Eugene-Emmanuel Viollet-Ie-Duc, who had been commissioned to prepare a report as early as 1846, began his restoration work at the Porte Narbonnaise and the Porte de l' Aude, and continued working at Carcassonne until his death in 1879. During this time the internal fortifications were almost entirely restored, along with a number of the towers on the external defences.
In the last part of the century his successor Paul Boeswillwald removed the houses that had been constructed within the area between the two lines of walls and continued working on the restoration of the walls and the castle. The restoration process was not completed until 1910.
This is the 12th-century count's castle that was built over the western
part of the Roman walls; it was surrounded by a rectangular fortified enclosure
in 1226. By the end of the 13th century the town had assumed its definitive
appearance as a medieval fortress. A local revolt in 1262 caused the king to
expel most of the inhabitants. He allowed them to settle on the other side of
the river, where the new town that they set up was itself fortified in 1347.
Enough official history!
We went into the cathedral inside the walls of the city and were serenaded by these three serious young men.
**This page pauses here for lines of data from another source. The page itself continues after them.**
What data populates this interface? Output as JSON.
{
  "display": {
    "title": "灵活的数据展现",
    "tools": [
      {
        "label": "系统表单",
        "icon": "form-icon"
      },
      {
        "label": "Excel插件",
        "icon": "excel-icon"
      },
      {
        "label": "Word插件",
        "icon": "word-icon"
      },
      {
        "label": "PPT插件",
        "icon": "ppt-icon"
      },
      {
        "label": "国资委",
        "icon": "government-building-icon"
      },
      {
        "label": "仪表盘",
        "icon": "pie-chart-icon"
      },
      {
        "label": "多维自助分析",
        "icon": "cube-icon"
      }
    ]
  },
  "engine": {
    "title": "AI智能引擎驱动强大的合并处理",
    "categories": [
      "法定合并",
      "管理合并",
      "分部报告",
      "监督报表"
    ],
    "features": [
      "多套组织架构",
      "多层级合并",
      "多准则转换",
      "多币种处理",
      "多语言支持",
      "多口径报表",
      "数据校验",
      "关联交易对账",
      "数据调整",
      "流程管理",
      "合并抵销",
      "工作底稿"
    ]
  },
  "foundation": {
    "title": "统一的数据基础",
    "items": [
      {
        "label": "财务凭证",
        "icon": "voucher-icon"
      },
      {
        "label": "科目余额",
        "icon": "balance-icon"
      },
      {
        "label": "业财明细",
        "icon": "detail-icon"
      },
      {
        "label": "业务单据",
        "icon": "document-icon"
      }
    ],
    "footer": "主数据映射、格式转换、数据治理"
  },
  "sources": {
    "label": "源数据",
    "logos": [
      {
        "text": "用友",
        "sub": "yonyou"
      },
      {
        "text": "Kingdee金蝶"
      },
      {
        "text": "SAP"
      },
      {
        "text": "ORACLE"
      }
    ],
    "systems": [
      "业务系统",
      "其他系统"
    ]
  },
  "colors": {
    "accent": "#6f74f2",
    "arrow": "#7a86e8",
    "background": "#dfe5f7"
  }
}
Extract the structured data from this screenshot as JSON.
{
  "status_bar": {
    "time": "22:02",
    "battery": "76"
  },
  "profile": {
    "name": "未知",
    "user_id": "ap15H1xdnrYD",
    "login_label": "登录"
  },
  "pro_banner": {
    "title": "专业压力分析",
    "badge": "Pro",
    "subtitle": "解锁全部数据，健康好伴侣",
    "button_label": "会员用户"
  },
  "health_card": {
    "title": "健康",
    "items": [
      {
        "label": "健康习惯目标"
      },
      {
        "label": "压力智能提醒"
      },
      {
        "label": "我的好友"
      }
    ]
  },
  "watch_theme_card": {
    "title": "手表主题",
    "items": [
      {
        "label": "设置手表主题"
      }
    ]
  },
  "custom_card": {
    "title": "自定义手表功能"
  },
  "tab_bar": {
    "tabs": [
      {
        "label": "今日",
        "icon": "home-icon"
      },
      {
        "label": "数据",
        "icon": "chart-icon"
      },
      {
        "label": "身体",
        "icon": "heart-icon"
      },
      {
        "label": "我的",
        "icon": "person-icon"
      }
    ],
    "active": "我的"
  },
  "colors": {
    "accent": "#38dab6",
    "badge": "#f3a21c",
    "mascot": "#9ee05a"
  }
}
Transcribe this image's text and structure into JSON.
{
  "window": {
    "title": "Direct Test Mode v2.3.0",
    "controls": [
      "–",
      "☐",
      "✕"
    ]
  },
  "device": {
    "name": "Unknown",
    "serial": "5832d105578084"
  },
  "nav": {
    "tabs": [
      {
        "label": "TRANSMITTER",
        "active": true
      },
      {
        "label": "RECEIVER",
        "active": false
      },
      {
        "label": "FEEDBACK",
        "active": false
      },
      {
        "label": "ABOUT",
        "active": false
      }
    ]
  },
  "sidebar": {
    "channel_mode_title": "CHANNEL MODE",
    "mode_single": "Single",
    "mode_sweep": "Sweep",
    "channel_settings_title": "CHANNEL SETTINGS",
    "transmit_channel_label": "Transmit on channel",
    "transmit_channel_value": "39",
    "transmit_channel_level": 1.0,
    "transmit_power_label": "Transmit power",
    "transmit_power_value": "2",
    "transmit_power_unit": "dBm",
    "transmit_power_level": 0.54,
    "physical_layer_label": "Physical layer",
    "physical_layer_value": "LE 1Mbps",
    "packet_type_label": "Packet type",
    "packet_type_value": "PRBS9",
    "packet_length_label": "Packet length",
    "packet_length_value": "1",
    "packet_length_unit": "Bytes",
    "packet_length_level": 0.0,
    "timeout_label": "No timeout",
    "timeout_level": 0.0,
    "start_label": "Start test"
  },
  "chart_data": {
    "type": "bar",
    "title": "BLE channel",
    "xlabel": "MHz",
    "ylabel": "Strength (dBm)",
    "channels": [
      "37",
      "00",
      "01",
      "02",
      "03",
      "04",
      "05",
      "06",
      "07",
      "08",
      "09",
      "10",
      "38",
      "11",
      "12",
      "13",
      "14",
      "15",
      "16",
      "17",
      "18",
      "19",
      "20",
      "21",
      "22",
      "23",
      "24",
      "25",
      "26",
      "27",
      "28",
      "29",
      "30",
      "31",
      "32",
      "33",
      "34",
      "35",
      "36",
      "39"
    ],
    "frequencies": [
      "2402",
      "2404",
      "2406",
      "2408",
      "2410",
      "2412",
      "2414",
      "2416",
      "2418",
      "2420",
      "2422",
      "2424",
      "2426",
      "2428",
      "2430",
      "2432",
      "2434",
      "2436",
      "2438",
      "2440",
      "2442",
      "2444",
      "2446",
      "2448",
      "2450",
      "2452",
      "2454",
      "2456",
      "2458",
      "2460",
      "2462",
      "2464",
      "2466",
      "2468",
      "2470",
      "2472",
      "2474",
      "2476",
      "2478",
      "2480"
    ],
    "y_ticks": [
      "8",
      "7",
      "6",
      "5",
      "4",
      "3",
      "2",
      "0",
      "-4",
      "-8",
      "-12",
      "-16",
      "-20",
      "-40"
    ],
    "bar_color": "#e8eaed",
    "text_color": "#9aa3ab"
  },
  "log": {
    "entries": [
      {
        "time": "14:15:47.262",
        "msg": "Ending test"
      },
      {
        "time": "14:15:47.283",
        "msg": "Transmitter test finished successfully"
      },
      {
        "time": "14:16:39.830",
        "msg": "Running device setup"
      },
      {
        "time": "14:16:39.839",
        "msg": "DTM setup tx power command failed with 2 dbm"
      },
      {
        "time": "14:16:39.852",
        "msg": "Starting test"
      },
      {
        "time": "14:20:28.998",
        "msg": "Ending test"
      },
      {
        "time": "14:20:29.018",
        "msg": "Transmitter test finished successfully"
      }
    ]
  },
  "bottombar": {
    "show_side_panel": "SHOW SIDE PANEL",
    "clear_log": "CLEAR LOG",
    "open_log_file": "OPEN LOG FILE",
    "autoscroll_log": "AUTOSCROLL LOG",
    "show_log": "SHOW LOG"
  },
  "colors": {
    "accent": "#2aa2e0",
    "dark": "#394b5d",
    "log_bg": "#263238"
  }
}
You wouldn't believe the sounds that came out of their mouths and the fabulous acoustics of this church.
In order to keep the city operational, financially viable and in good working condition, a lot of tourist related commerce has been encouraged such as B&Bs, hotels, restaurants, cafes, retail shops of all types and of course the souvenir shops.
This immaculately dressed gent was guarding the lolly shop!